The Founding Generation on Cybersecurity

The Founding Generation on Cybersecurity 864 486 CyberVista now N2K

The Founding Generation on Cybersecurity

Picking the Founders’ Brains

The ghosts of the Founding Generation are especially active around Independence Day. And these spirits still have much to share, teach, and pass on. The Founders had great foresight, so we can depend on their thoughts, writings, and actions to solve today’s problems, even modern issues like cybersecurity.

The Founders felt that America was a nation uniquely blessed by nature. Among those blessings were two oceans which protected it from foreign invasion. Indeed, for a couple of centuries, it was. But, today, the idea that physical separation or geographic barriers offer protection against cyber attack is dangerously naïve.

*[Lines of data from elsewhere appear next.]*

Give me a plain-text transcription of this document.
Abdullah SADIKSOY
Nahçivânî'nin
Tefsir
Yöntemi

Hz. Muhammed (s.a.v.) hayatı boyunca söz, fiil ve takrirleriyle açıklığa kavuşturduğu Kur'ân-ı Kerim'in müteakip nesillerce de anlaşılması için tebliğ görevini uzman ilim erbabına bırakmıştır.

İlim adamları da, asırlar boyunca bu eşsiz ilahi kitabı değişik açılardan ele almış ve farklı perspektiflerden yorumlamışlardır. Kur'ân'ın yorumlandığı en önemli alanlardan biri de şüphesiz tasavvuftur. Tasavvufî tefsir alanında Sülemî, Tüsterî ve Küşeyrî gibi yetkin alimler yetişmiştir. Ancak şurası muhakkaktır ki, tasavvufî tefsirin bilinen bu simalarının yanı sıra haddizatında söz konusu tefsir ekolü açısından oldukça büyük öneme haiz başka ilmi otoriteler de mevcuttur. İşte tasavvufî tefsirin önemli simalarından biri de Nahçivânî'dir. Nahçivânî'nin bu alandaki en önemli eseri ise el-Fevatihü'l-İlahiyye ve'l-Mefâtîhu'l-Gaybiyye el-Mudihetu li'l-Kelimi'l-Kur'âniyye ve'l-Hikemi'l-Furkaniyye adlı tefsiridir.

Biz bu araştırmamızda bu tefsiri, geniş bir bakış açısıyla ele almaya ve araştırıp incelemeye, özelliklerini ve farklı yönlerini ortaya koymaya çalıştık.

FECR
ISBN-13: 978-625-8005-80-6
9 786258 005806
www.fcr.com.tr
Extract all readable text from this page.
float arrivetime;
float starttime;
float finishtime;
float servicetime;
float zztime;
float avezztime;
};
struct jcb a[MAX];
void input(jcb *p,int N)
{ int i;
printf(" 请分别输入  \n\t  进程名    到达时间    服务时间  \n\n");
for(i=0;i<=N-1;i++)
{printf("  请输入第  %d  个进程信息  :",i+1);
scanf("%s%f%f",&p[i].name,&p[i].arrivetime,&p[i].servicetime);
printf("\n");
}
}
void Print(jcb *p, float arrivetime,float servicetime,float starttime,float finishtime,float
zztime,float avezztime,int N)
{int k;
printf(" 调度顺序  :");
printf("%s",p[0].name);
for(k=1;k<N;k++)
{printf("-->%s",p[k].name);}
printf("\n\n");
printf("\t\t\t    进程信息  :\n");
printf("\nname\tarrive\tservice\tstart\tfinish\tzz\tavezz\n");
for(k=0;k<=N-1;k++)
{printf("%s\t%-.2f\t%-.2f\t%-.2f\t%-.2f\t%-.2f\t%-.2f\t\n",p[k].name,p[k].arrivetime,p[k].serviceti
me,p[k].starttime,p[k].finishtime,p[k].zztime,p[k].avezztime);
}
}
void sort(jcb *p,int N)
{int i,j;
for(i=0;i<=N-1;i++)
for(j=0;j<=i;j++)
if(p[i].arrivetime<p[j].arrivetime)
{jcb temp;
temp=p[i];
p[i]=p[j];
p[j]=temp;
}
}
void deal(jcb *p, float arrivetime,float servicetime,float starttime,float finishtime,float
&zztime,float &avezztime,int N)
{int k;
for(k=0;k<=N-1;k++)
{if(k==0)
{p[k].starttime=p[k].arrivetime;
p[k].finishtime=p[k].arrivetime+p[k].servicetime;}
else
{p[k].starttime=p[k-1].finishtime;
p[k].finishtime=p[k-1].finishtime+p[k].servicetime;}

“…Our cause is the cause of all mankind, and that we are fighting for their liberty in defending our own.”

So is the only path to safety to close down commerce and operations that use Internet-connected computers? Shall we retire our credit cards and pay in whisky barrels as the people of the founding generation did? The founding generation would object. Their ideas about political liberty were intertwined with their ideas about commercial liberty. They admired entrepreneurship and personal industry. George Washington, in a 1784 letter, expressed his peers’ common sentiment about people’s sense of industry: “A people…who are possessed of the spirit of commerce, who see, and who will pursue their advantages, may achieve almost anything.”

The Founders would also certainly comment that while cybersecurity is a global issue, America can take lead on solving it. Benjamin Franklin’s 1777 letter to a friend explaining the stakes of the American Revolution then underway remains relevant today: “…Our cause is the cause of all mankind, and that we are fighting for their liberty in defending our own.”

Approaching the Cybersecurity Problem

So if the Founders thought assaults on liberty to be an American issue and responsibility, how would they approach this modern digital assault? For answers we can look to their most defining struggle, the War for Independence.

New Fortunes Forged at Valley Forge

Heading into the winter of 1777, the Continental Army was an inexperienced, under-supplied, and beleaguered unit facing a much-larger, established, and capable British army. A British officer described the weakened state of Washington’s troops: “Their army is broken all to pieces…one may…pronounce that it is well over with them.”

Since we now celebrate American independence, we know American fortune changed and Washington’s troops managed to put the pieces back together and defeat the British Army. How did they manage such a dramatic change and unlikely victory?  Historians agree that the winter at Valley Forge in 1777 had much to do with the historical upset.

Valley Forge was intended to be a respite to war; an opportunity for American troops to rest and recover before the warmer weather brought more battles. But Washington had another goal in mind during the winter encampment: “…training the Men… [have them] gain some knowledge of the most essential manoeuvers.” Washington knew that only a well-trained army could defeat the more powerful and experienced enemy.

Up until that point training was mainly literature-based. In fact, General Henry Knox won his post by owning a bookstore and reading his inventory of military history. At Valley Forge, Washington called upon a Prussian captain, Friedrich Wilhelm Ludolf Gerhard Augustin, Baron von Steuben (his name ought not to count against my blog word length) to train his troops with hands-on drills and maneuvers. He taught the soldiers not just the theory of war, but how to practice it. Steuben instructed the troops how to stand, dress, march, reload a musket, and clean a bayonet. Steuben chose a capable group of one hundred troops and personally trained them. He then sent them out to “spread the instruction” to other units. Good military principles and practices, a result of rigorous and inspired training, propagated throughout the Valley Forge camp and onto the battlefield.

These practical skills training turned the Continental Army from a “raw, confused, unwieldy flock” into a professional fighting force. With the help of the French and British incompetence, the Colonial flock miraculously won American independence.

What We Can Learn

Washington’s army’s pre-Valley Forge was not much different than today’s cyber workforce. As evidenced by the seemingly endless stream of notable security breaches, our modern cyber workforce is under-educated and under-trained to take on sophisticated enemies. A strong  workforce, as Washington and Steuben noted over 200 years ago, is developed through hand-ons, skills-based training in addition to general education and knowledge.

Washington’s army only became victorious when they became professional. Our nation’s livelihood, once again, rests of the professionalization of its defense force.

 

Works Cited

Buchanan, John. “The Road to Valley Forge: How Washington Built the Army that Won the Revolution.” (2007). New York: Barnes & Noble.

Freedman, Russell. “Washington at Valley Forge.” (2008). New York: Holiday House. 

Trussell, J. B. Birthplace of an army: A Study of the Valley Forge Encampment. (1998). Harrisburg: Commonwealth of Pennsylvania, Pennsylvania Historical and Museum Commission.

Lockhart, Paul. “Baron von Steuben: “Drillmaster of the American Revolution.” (1962). Albany, NY: University of the State of New York, State Education Dept.